Freedom of speech vs. keeping the peace

As the world’s third largest democracy, Indonesia has long juggled the challenges of ensuring freedom of speech while also preserving interethnic and religious harmony. Many of the comments attached to the #2019GantiPresiden hashtag are incendiary, including falsely accusing Jokowi of secretly being a Christian or kowtowing to the Chinese Communist Party. In response, the president has maintained that there are limits to Indonesian democracy.

“This country is a democracy. Yes, you are free to gather, to argue. But remember there are limits, there are rules,” he said earlier this month, as quoted by Tempo.

“We have never at all disturbed our friends who support #Jokowi2Periode (two periods for Jokowi). It is everybody’s right [to support Jokowi],” said Mardani of PKS.

Neno Warisman, a prominent anti-Jokowi activist, arrived in the Sumatran city of Pekanbaru in late August to attend a #2019GantiPresiden event.

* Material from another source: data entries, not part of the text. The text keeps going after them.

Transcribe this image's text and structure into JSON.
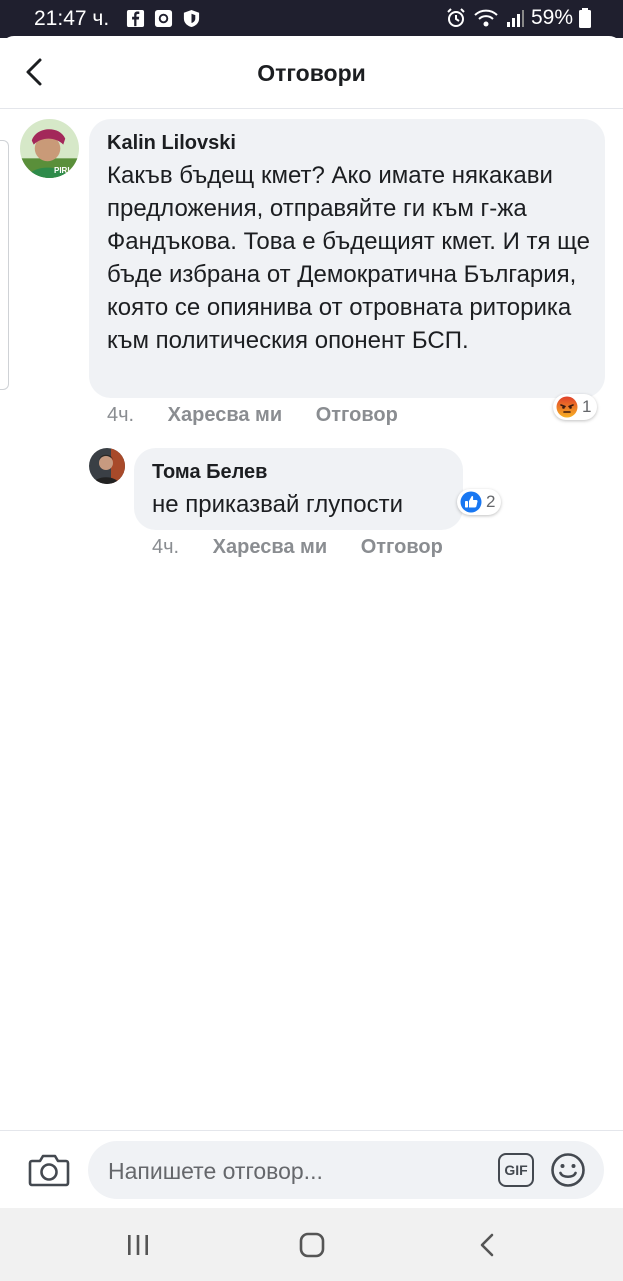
{
  "status_bar": {
    "time": "21:47 ч.",
    "battery": "59%"
  },
  "header": {
    "title": "Отговори"
  },
  "comments": [
    {
      "author": "Kalin Lilovski",
      "avatar_tag": "PIRI",
      "text": "Какъв бъдещ кмет? Ако имате някакави предложения, отправяйте ги към г-жа Фандъкова. Това е бъдещият кмет. И тя ще бъде избрана от Демократична България, която се опиянива от отровната риторика към политическия опонент БСП.",
      "time": "4ч.",
      "like_label": "Харесва ми",
      "reply_label": "Отговор",
      "reaction_type": "angry",
      "reaction_count": "1"
    },
    {
      "author": "Тома Белев",
      "text": "не приказвай глупости",
      "time": "4ч.",
      "like_label": "Харесва ми",
      "reply_label": "Отговор",
      "reaction_type": "like",
      "reaction_count": "2"
    }
  ],
  "composer": {
    "placeholder": "Напишете отговор...",
    "gif_label": "GIF"
  },
  "colors": {
    "bubble": "#f0f2f5",
    "meta_text": "#8a8d91",
    "like_blue": "#1877f2",
    "angry_orange": "#f0622d",
    "status_bar": "#1f1f2e"
  }
}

She said she was met by pro-Jokowi counterprotesters who threw things at her car, and the police sent her back to Jakarta on a plane. Referring to Neno’s removal, Deputy Speaker of the House Fahri Hamzah accused Jokowi of displaying an “authoritarian mentality.”

“It’s quite a stretch to claim that the government [is using] authoritarian measures to silence those people,” said Rudi Sukandar, a senior researcher at The Habibie Center, a Jakarta-based thinktank focused on the promotion of democracy and human rights. “Those people actually have already had their own voice, and they have voiced their opinions openly.”

Rahayu Saraswati, a member of the Indonesian parliament for the opposition Gerindra Party, said in a statement provided to VOA that “reactions toward #2019GantiPresiden have been interesting, but despite what some are trying to paint it as, it begun as and still very much is a social movement.”

Democratic backsliding?

When elected in 2014, Jokowi appeared on the cover of TIME and was touted as “the new face of Indonesian democracy.” Unlike his predecessors, Jokowi was not from the political elite or an ex-general, but rather a furniture salesman turned mayor hailing from the central Javanese city of Solo.

Nevertheless, many observers have perceived setbacks for democracy during his tenure. The blasphemy conviction of former Jakarta governor Basuki “Ahok” Tjahaja Purnama in May 2017, who was once Jokowi’s own deputy, is seen as emblematic of the growing influence of right-wing religious groups and the shrinking space for free speech.

Conversely, however, the government’s outlawing of Hizbut Tahrir Indonesia (HTI), a fundamentalist Islamist group that promotes the replacement of Indonesia’s relatively secular democracy with a transnational caliphate, albeit by nonviolent means, is also seen by many as a step backwards for democracy.

Indeed until 2017, the Indonesian Communist Party was the only so-called “mass organization” officially banned by the government. Jokowi’s detractors began to accuse him of acting like a dictator.

The denial of #2019GantiPresiden activists the right to protest has been framed in a similar manner, justified by authorities on the basis that its campaigners have allegedly spread hate speech, misinformation and pose a threat to public order.

For Tom Pepinsky, an associate professor in the Southeast Asia Program at Cornell University, the #2019GantiPresiden movement is “picking up on” the authoritarian legacy of Suharto’s New Order regime in contemporary democratic politics.

“The Indonesian political system retains a bunch of laws that allow for the regulation of political speech should a president choose to do so,” he said.

“I don’t have a problem with the hashtag itself … this is after all, freedom of speech,” said Rudi of the Habibie Center. “The thing that might not be acceptable for me is if they’re using issues of ethnicity … and some other things that might incite people’s hatred towards Jokowi.”

According to Rahayu of Gerindra, however, the movement is comparable to anti-Trump protests in the United States.

“The American people in those protests demand change in government leadership,” she said. “It is a rally call to all those who feel the same, that there should and will be a change of leadership in Indonesia for the betterment of the people and for the sake of the country’s future.”